Você vai se sentir mais à vontade em situações de exposição.
Minha relação com a Oratória e exposição em público começou cedo. Por ser uma criança muito tímida, fui estimulado a fazer teatro aos onze anos. Na minha primeira peça, eu tive tanta vergonha que pedi para fazer um personagem que não tinha falas. Foi difícil, mas foi legal. Contra todas as expectativas, aos poucos o teatro foi me destravando e comecei a me relacionar com o público. Acabei na carreira da educação e das artes, ministrando aulas para diferentes níveis de ensino. O mestrado e o doutorado me encaminharam para trabalhar também com a formação de professores e o estudo profissional em teatro me direcionou para ser formador nessa área. Por mais que o teatro esteja no coração e na ação, percebi nesses anos que uma grande procura das pessoas é por ferramentas de desinibição e oratória, não para se tornarem exímios palestrantes, mas para, assim como eu, deixar mais confortável uma vida onde quase o tempo todo somos chamados a interagir e dialogar com uma, duas, três ou cinquenta pessoas de uma vez, seja no contexto pessoal ou profissional. Fazer um curso de oratória te dá a oportunidade de experimentar essas situações em um cenário protegido onde aos poucos você se acostuma com a exposição, sem se preocupar que algum desastre possa acontecer. Se expondo a gente aprende a se expor, faz isso de uma forma controlada e saudável pra nós.
Faça oratória para assumir quem você é, não para cumprir expectativas do que esperam que você seja
Vivemos em uma era de performance. Bater metas, crescer profissionalmente, cativar seguidores, monetizar nossos hobbies e mostrar sucesso. Tudo isso envolve ainda um fator extra: não basta alcançar todas essas coisas, tem que mostrar que está alcançando, apresentar tudo isso ao público, se posicionar enquanto alguém que conseguiu tudo e sabe como se expressar bem nas diversas situações.
Se tem algo que toda essa pressão faz com a nossa comunicação, é deixá-la pior. Na angústia de acertar em todas essas falas e técnicas, acabamos criando uma forma de se expressar padronizada, apontando quais seriam os jeitos certos de posicionar suas mãos, sua voz ou seu roteiro. Pra falar a verdade, talvez até alguns cursos estejam indo nesse caminho. O ponto aqui não é esse.

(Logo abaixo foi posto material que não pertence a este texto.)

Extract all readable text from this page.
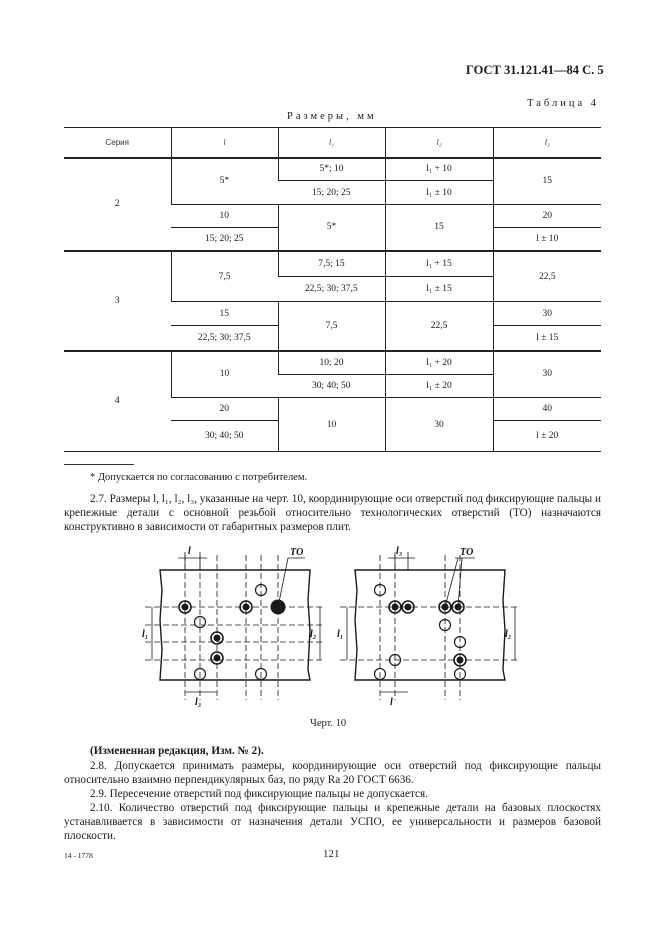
ГОСТ 31.121.41—84 С. 5
Таблица 4
Размеры, мм
Серия	l	l₁	l₂	l₃
2	5*	5*; 10	l₁ + 10	15
		15; 20; 25	l₁ ± 10	
	10	5*	15	20
	15; 20; 25			l ± 10
3	7,5	7,5; 15	l₁ + 15	22,5
		22,5; 30; 37,5	l₁ ± 15	
	15	7,5	22,5	30
	22,5; 30; 37,5			l ± 15
4	10	10; 20	l₁ + 20	30
		30; 40; 50	l₁ ± 20	
	20	10	30	40
	30; 40; 50			l ± 20
* Допускается по согласованию с потребителем.
2.7. Размеры l, l₁, l₂, l₃, указанные на черт. 10, координирующие оси отверстий под фиксирующие пальцы и крепежные детали с основной резьбой относительно технологических отверстий (ТО) назначаются конструктивно в зависимости от габаритных размеров плит.
l	ТО
l₁	l₂
l₃
l₃	ТО
l₁	l₂
l
Черт. 10
(Измененная редакция, Изм. № 2).
2.8. Допускается принимать размеры, координирующие оси отверстий под фиксирующие пальцы относительно взаимно перпендикулярных баз, по ряду Ra 20 ГОСТ 6636.
2.9. Пересечение отверстий под фиксирующие пальцы не допускается.
2.10. Количество отверстий под фиксирующие пальцы и крепежные детали на базовых плоскостях устанавливается в зависимости от назначения детали УСПО, ее универсальности и размеров базовой плоскости.
14 - 1778	121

A ideia é que observar a maneira como você se comunica, aos poucos também vai dar pistas da pessoa que você gosta de ser e da pessoa que você quer ser. Existem temas e formas de se comunicar que vão te animar mais e outras vão te fazer sentir falso(a) ou estranha(o). Mas você só vai entender o que funciona pra você experimentando na prática. E aí o objetivo deixa de ser a performance e de encontrar uma forma de agradar os outros, mas principalmente encontrar maneiras de ser verdadeiro consigo mesmo na maneira como se expressa.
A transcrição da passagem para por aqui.